Technology companies tend to be the dominant industry in the IPO market in any given year, as their growth potential translates into value for investors. This year was no different, as 2012 saw IPOs from quite a few hardware, software, and Internet companies. There were about a dozen pharmaceutical companies that debuted this year as well. (A startup pharma’s stock can have huge payoffs if and when its product becomes FDA approved.) Energy concerns and real estate investment trusts (REITs) are also very popular investment vehicles. Quite a few food companies went public this year too, including Annie’s, grocers Roundy’s and Natural Grocers, Middle Eastern rice seller Amira, and a whopping four different restaurant chains.
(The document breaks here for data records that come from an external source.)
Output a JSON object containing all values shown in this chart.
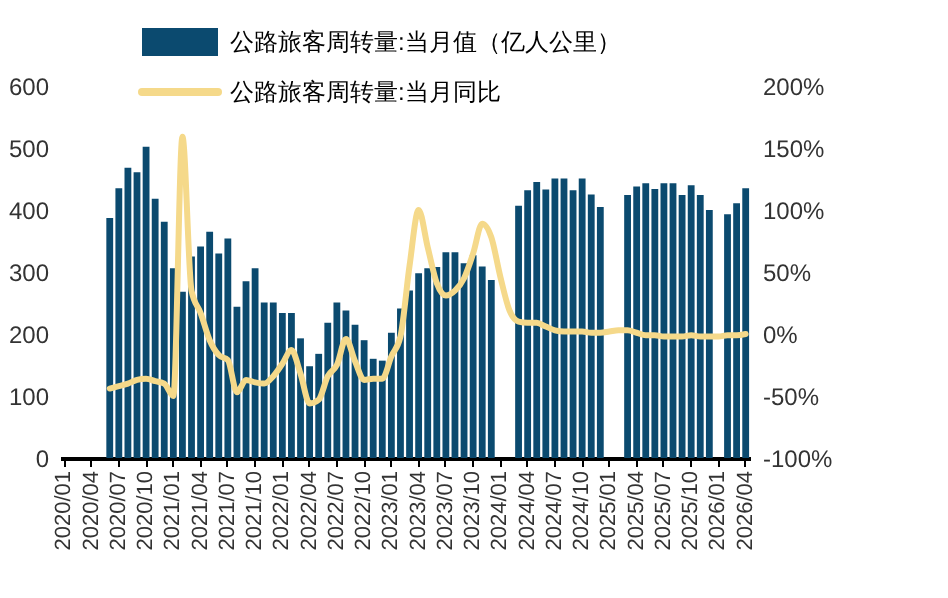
{
  "chart_data": {
    "type": "bar",
    "categories": [
      "2020/01",
      null,
      null,
      "2020/04",
      null,
      null,
      "2020/07",
      null,
      null,
      "2020/10",
      null,
      null,
      "2021/01",
      null,
      null,
      "2021/04",
      null,
      null,
      "2021/07",
      null,
      null,
      "2021/10",
      null,
      null,
      "2022/01",
      null,
      null,
      "2022/04",
      null,
      null,
      "2022/07",
      null,
      null,
      "2022/10",
      null,
      null,
      "2023/01",
      null,
      null,
      "2023/04",
      null,
      null,
      "2023/07",
      null,
      null,
      "2023/10",
      null,
      null,
      "2024/01",
      null,
      null,
      "2024/04",
      null,
      null,
      "2024/07",
      null,
      null,
      "2024/10",
      null,
      null,
      "2025/01",
      null,
      null,
      "2025/04",
      null,
      null,
      "2025/07",
      null,
      null,
      "2025/10",
      null,
      null,
      "2026/01",
      null,
      null,
      "2026/04"
    ],
    "series": [
      {
        "name": "公路旅客周转量:当月值（亿人公里）",
        "color": "#0b4a6f",
        "values": [
          null,
          null,
          null,
          null,
          null,
          387,
          435,
          468,
          461,
          502,
          418,
          381,
          306,
          268,
          325,
          341,
          365,
          330,
          354,
          244,
          285,
          306,
          251,
          251,
          234,
          234,
          193,
          148,
          168,
          218,
          251,
          238,
          215,
          190,
          160,
          157,
          202,
          241,
          270,
          298,
          306,
          308,
          332,
          332,
          314,
          327,
          309,
          287,
          null,
          null,
          407,
          432,
          445,
          433,
          451,
          451,
          432,
          451,
          425,
          405,
          null,
          null,
          424,
          438,
          443,
          434,
          443,
          443,
          424,
          440,
          424,
          400,
          null,
          393,
          411,
          435
        ]
      },
      {
        "name": "公路旅客周转量:当月同比",
        "type": "line",
        "axis": "y2",
        "color": "#f5d98a",
        "values": [
          null,
          null,
          null,
          null,
          null,
          -44,
          -42,
          -40,
          -37,
          -36,
          -38,
          -40,
          -50,
          159,
          35,
          17,
          -5,
          -17,
          -21,
          -47,
          -37,
          -39,
          -40,
          -34,
          -24,
          -13,
          -32,
          -56,
          -53,
          -34,
          -25,
          -4,
          -22,
          -37,
          -36,
          -36,
          -18,
          -2,
          55,
          100,
          70,
          41,
          31,
          35,
          45,
          65,
          89,
          78,
          46,
          19,
          10,
          9,
          9,
          6,
          3,
          2,
          2,
          2,
          1,
          1,
          2,
          3,
          3,
          1,
          -1,
          -1,
          -2,
          -2,
          -2,
          -1,
          -2,
          -2,
          -2,
          -1,
          -1,
          0
        ]
      }
    ],
    "ylim": [
      0,
      600
    ],
    "yticks": [
      0,
      100,
      200,
      300,
      400,
      500,
      600
    ],
    "y2lim": [
      -100,
      200
    ],
    "y2ticks": [
      {
        "value": -100,
        "label": "-100%"
      },
      {
        "value": -50,
        "label": "-50%"
      },
      {
        "value": 0,
        "label": "0%"
      },
      {
        "value": 50,
        "label": "50%"
      },
      {
        "value": 100,
        "label": "100%"
      },
      {
        "value": 150,
        "label": "150%"
      },
      {
        "value": 200,
        "label": "200%"
      }
    ],
    "legend": "top",
    "grid": false
  }
}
This diverse group of industries was intentional, as IPO investors are looking to make a return on their investment and a diverse selection will usually yield more opportunity for success. Here’s a rundown of the best-returning IPOs of the year:
- Chinese e-tailer Vipshop opened in March at $6.50 a share and is still going strong at almost $18 a share for a 176% gain
- Proto Labs opened in February at $16 a share and is now trading at about $39 for a gain of 143%
- Intercept Pharmaceuticals opened in October at $15 and is now trading at about $34 for a gain of 126%
- Guidewire Software opened in January at $13 a share and is now trading at about $29 for a gain of 123%
- Nationstar Mortgage opened in March at $14 a share and is now trading at $30 for a 114% gain
- Eloqua opened in August at $11.50 a share and is now trading at $23.50 for a 104% gain
- Workday opened in October at $28 and is now trading at about $54 for a 92% gain
- Retailer Five Below opened at $17 and is now trading at about $32 for an 88% gain
- Food company Annie’s opened in March at $19 a share and is now trading at $33 for a 74% gain
- Realtor Realogy opened in October at $27 a share and is now trading at $41 a share for a 50% gain
Hoover’s analyzes the IPO market daily to produce its quarterly IPO Scorecard. Each IPO Scorecard includes an assortment of facts independently validated by Hoover’s editors, including best- and worst-performing IPOs, biggest one-day jumps and drops in the first day of trading, and a breakdown by industry sector.